Yes, we'll I an make guesses about what the first sentient being thought when it saw fire too, and there just as valid as your speculations. However, as I stated until then he was 'believer' regardless of what he thought later. Also when he tried to convince another of this supernatural idea he had, you really think that some didn't say "No your wrong"? You really think every said "Yes, magic makes total sense"? Every time there has been some claim(any claim supernatural or natural) there have been people who don't believe it. I see no reason to make a special case for claims about god.


With regards to your and Drak's accusations of arrogance. Please state what you think I did incorrectly.

I gave the example of the trinity. Some people disagreed with that. Which is fine since it varies wildly between denominations.

I gave the example of angels. Being with godlike powers, but who aren't called gods. In Safehold angels are creating things, see the lists of what they are angles 'of'.

I did the same thing with saints in Catholicism and then later elaborated on the specific practices with regards to saints, which I believed to be evidence for my point.

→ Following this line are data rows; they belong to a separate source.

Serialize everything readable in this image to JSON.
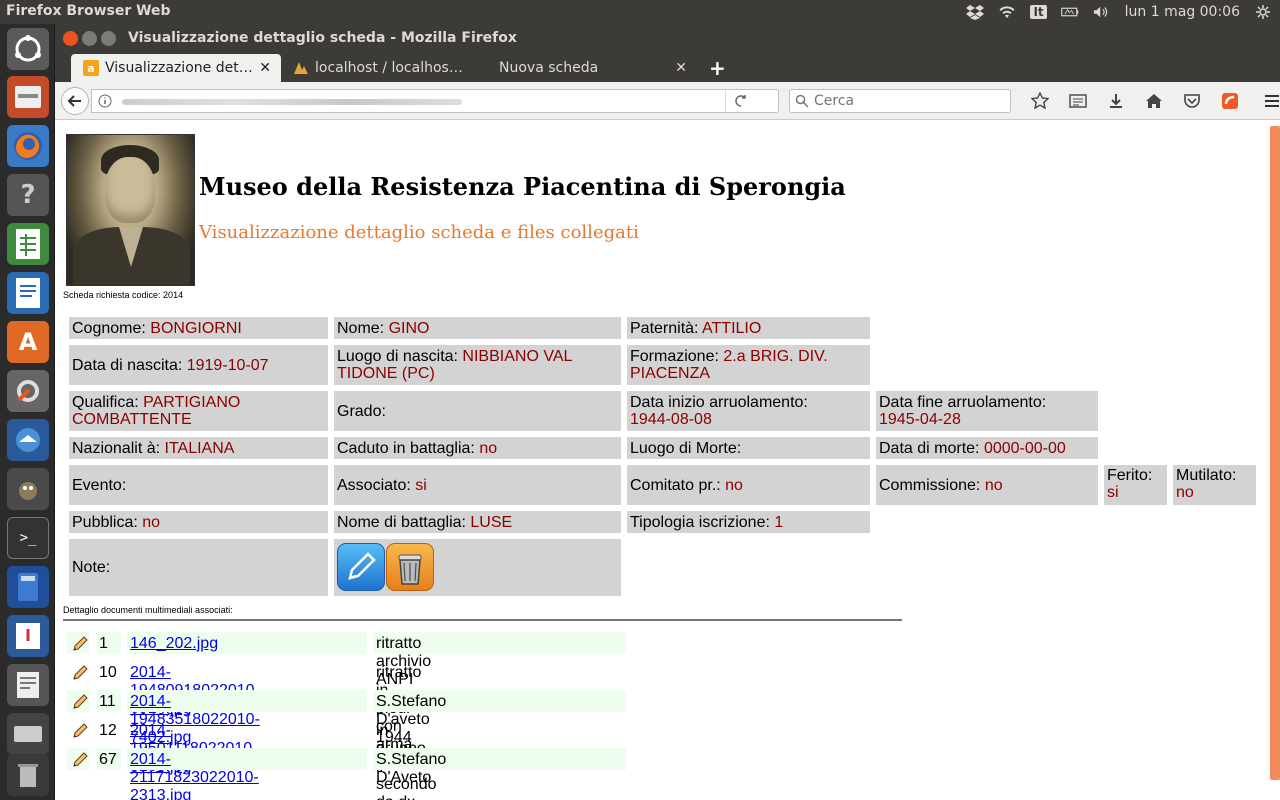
{
  "system": {
    "app_title": "Firefox Browser Web",
    "keyboard_layout": "It",
    "clock": "lun  1 mag 00:06"
  },
  "window": {
    "title": "Visualizzazione dettaglio scheda - Mozilla Firefox"
  },
  "tabs": [
    {
      "label": "Visualizzazione det…"
    },
    {
      "label": "localhost / localhos…"
    },
    {
      "label": "Nuova scheda"
    }
  ],
  "search": {
    "placeholder": "Cerca"
  },
  "page": {
    "title": "Museo della Resistenza Piacentina di Sperongia",
    "subtitle": "Visualizzazione dettaglio scheda e files collegati",
    "code_note": "Scheda richiesta codice: 2014",
    "fields": {
      "cognome": {
        "label": "Cognome: ",
        "value": "BONGIORNI"
      },
      "nome": {
        "label": "Nome: ",
        "value": "GINO"
      },
      "paternita": {
        "label": "Paternità: ",
        "value": "ATTILIO"
      },
      "data_nascita": {
        "label": "Data di nascita: ",
        "value": "1919-10-07"
      },
      "luogo_nascita": {
        "label": "Luogo di nascita: ",
        "value": "NIBBIANO VAL TIDONE (PC)"
      },
      "formazione": {
        "label": "Formazione: ",
        "value": "2.a BRIG. DIV. PIACENZA"
      },
      "qualifica": {
        "label": "Qualifica: ",
        "value": "PARTIGIANO COMBATTENTE"
      },
      "grado": {
        "label": "Grado:",
        "value": ""
      },
      "data_inizio": {
        "label": "Data inizio arruolamento:",
        "value": "1944-08-08"
      },
      "data_fine": {
        "label": "Data fine arruolamento:",
        "value": "1945-04-28"
      },
      "nazionalita": {
        "label": "Nazionalit à: ",
        "value": "ITALIANA"
      },
      "caduto": {
        "label": "Caduto in battaglia: ",
        "value": "no"
      },
      "luogo_morte": {
        "label": "Luogo di Morte:",
        "value": ""
      },
      "data_morte": {
        "label": "Data di morte: ",
        "value": "0000-00-00"
      },
      "evento": {
        "label": "Evento:",
        "value": ""
      },
      "associato": {
        "label": "Associato: ",
        "value": "si"
      },
      "comitato": {
        "label": "Comitato pr.: ",
        "value": "no"
      },
      "commissione": {
        "label": "Commissione: ",
        "value": "no"
      },
      "ferito": {
        "label": "Ferito:",
        "value": "si"
      },
      "mutilato": {
        "label": "Mutilato:",
        "value": "no"
      },
      "pubblica": {
        "label": "Pubblica: ",
        "value": "no"
      },
      "nome_battaglia": {
        "label": "Nome di battaglia: ",
        "value": "LUSE"
      },
      "tipologia": {
        "label": "Tipologia iscrizione: ",
        "value": "1"
      },
      "note": {
        "label": "Note:",
        "value": ""
      }
    },
    "documents_label": "Dettaglio documenti multimediali associati:",
    "documents": [
      {
        "num": "1",
        "file": "146_202.jpg",
        "desc": "ritratto archivio ANPI provinciale"
      },
      {
        "num": "10",
        "file": "2014-19480918022010-6914.jpg",
        "desc": "ritratto in piedi con arma"
      },
      {
        "num": "11",
        "file": "2014-19483518022010-7402.jpg",
        "desc": "S.Stefano D'aveto 1944"
      },
      {
        "num": "12",
        "file": "2014-19501118022010-5185.jpg",
        "desc": "in gruppo, il secondo da dx davanti"
      },
      {
        "num": "67",
        "file": "2014-21171823022010-2313.jpg",
        "desc": "S.Stefano D'Aveto"
      }
    ]
  },
  "colors": {
    "value_text": "#8b0000",
    "subtitle": "#e8782b",
    "cell_bg": "#d3d3d3",
    "ubuntu_orange": "#e95420"
  }
}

Also Drak. Please reread carefully what I've said before making accusations of hypocrisy. I never claimed greater knowledge of what you or anyone else believed. I stated that you where using a word wrong and gave examples to back that. I did not say, you need to now call angels gods or that you need to call God(note the capital G) something else because god doesn't fit. I said The Church of God Awaiting is a polytheistic religion. It just calls its gods something else, like the Judaic religions do. Again not saying you need to call them gods, just that you where applying the word incorrectly.